Astronomers studied WASP-107b’s structure in hopes of understanding how it could be so massive while weighing so little, as they assumed it would be cooler inside than due to features such as its size and distance from its star it turned out.
“Based on its radius, mass, age and assumed internal temperature, we assumed that WASP-107 b had a very small, rocky core surrounded by a huge mass of hydrogen and helium,” said Luis Welbanks of the Arizona State University, which led the study of the new studies on the exoplanet, in a statement to NASA. “But it was difficult to understand how such a small core could entrain so much gas and then not fully grow into a Jupiter-mass planet.”
WASP-107b is almost as large as Jupiter, but only about a tenth as dense. The exoplanet weighs about 30 Earths, while Jupiter weighs more than 300, making WASP-107b one of the least dense planets known, according to NASA. That’s odd, because it’s less hot and less massive than other “puffy” exoplanets, such as the Jupiter-like gas giant WASP-193b, discovered last year and also known for its exceptionally low density.

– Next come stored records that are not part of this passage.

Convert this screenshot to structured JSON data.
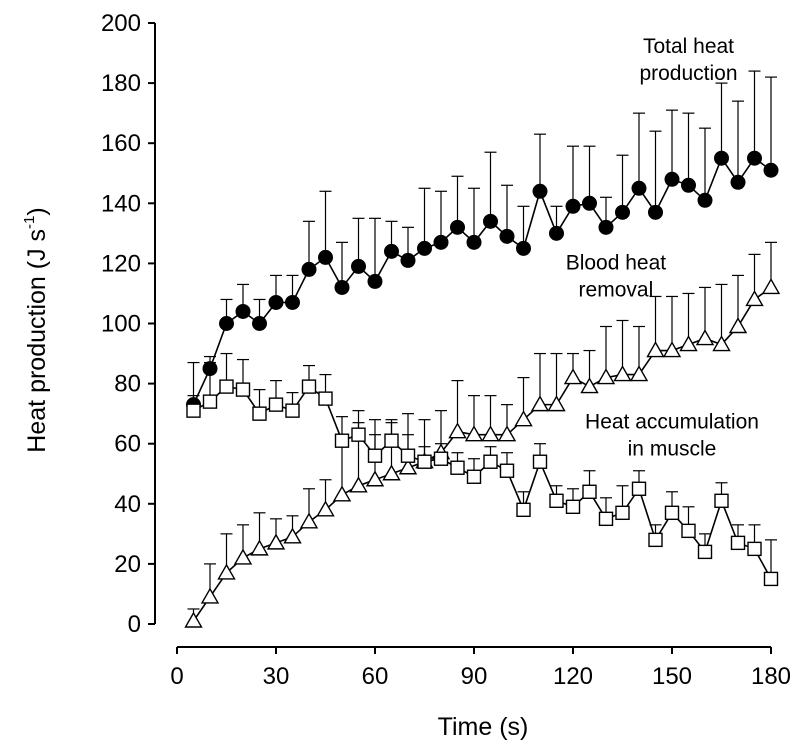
{
  "chart_data": {
    "type": "line",
    "xlabel": "Time (s)",
    "ylabel": "Heat production (J s",
    "ylabel_sup": "-1",
    "ylabel_end": ")",
    "xlim": [
      0,
      180
    ],
    "ylim": [
      0,
      200
    ],
    "xticks": [
      "0",
      "30",
      "60",
      "90",
      "120",
      "150",
      "180"
    ],
    "yticks": [
      "0",
      "20",
      "40",
      "60",
      "80",
      "100",
      "120",
      "140",
      "160",
      "180",
      "200"
    ],
    "grid": false,
    "x": [
      5,
      10,
      15,
      20,
      25,
      30,
      35,
      40,
      45,
      50,
      55,
      60,
      65,
      70,
      75,
      80,
      85,
      90,
      95,
      100,
      105,
      110,
      115,
      120,
      125,
      130,
      135,
      140,
      145,
      150,
      155,
      160,
      165,
      170,
      175,
      180
    ],
    "series": [
      {
        "marker": "filled-circle",
        "color": "#000000",
        "values": [
          73,
          85,
          100,
          104,
          100,
          107,
          107,
          118,
          122,
          112,
          119,
          114,
          124,
          121,
          125,
          127,
          132,
          127,
          134,
          129,
          125,
          144,
          130,
          139,
          140,
          132,
          137,
          145,
          137,
          148,
          146,
          141,
          155,
          147,
          155,
          151
        ],
        "error": [
          3,
          4,
          8,
          9,
          8,
          9,
          9,
          16,
          22,
          15,
          16,
          21,
          10,
          11,
          20,
          17,
          17,
          18,
          23,
          17,
          14,
          19,
          9,
          20,
          19,
          10,
          19,
          25,
          27,
          23,
          24,
          24,
          25,
          27,
          29,
          31
        ]
      },
      {
        "marker": "open-triangle",
        "color": "#000000",
        "values": [
          1,
          9,
          17,
          22,
          25,
          27,
          29,
          34,
          38,
          43,
          46,
          48,
          50,
          52,
          54,
          57,
          64,
          63,
          63,
          63,
          68,
          73,
          73,
          82,
          79,
          82,
          83,
          83,
          91,
          91,
          93,
          95,
          93,
          99,
          108,
          112
        ],
        "error": [
          4,
          11,
          13,
          11,
          12,
          8,
          7,
          11,
          10,
          18,
          21,
          20,
          17,
          18,
          14,
          14,
          17,
          13,
          13,
          10,
          14,
          17,
          17,
          8,
          12,
          17,
          18,
          16,
          18,
          18,
          17,
          17,
          20,
          17,
          15,
          15
        ]
      },
      {
        "marker": "open-square",
        "color": "#000000",
        "values": [
          71,
          74,
          79,
          78,
          70,
          73,
          71,
          79,
          75,
          61,
          63,
          56,
          61,
          56,
          54,
          55,
          52,
          49,
          54,
          51,
          38,
          54,
          41,
          39,
          44,
          35,
          37,
          45,
          28,
          37,
          31,
          24,
          41,
          27,
          25,
          15
        ],
        "error": [
          16,
          13,
          11,
          10,
          8,
          8,
          6,
          7,
          8,
          8,
          8,
          7,
          7,
          7,
          5,
          5,
          5,
          6,
          5,
          6,
          6,
          6,
          5,
          6,
          7,
          7,
          9,
          6,
          5,
          7,
          8,
          6,
          6,
          6,
          8,
          13
        ]
      }
    ],
    "annotations": [
      {
        "lines": [
          "Total heat",
          "production"
        ],
        "x": 155,
        "y": 190
      },
      {
        "lines": [
          "Blood heat",
          "removal"
        ],
        "x": 133,
        "y": 118
      },
      {
        "lines": [
          "Heat accumulation",
          "in muscle"
        ],
        "x": 150,
        "y": 65
      }
    ]
  }
}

Even though there hasn’t been an evidence-based explanation for the swelling of larger, hotter exoplanets, scientists said WASP-107b is particularly difficult to explain because it doesn’t absorb enough energy from the star it orbits for the gases that make it up to inflate so much. But new data from Webb, combined with older data from the Hubble Space Telescope, revealed another reason for its expansion.
The telescope observations detected only a tiny fraction of the methane gas that astronomers had expected in WASP-107b’s atmosphere, which “tells us that the interior of the planet must be significantly hotter than we thought,” said David Sing of Johns Hopkins University. who led a second new study on WASP-107b.
This supports a theory astronomers had previously put forward as to why WASP-107b is “bloated,” suggesting that a process called tidal heating is responsible for both the higher internal temperature and the inflated size. Learning WASP-107b’s atmosphere could also provide crucial insights into dozens of other low-density, “bloated” planets and what causes them to expand, potentially helping to solve what NASA calls a “long-standing mystery in exoplanet science.” designated.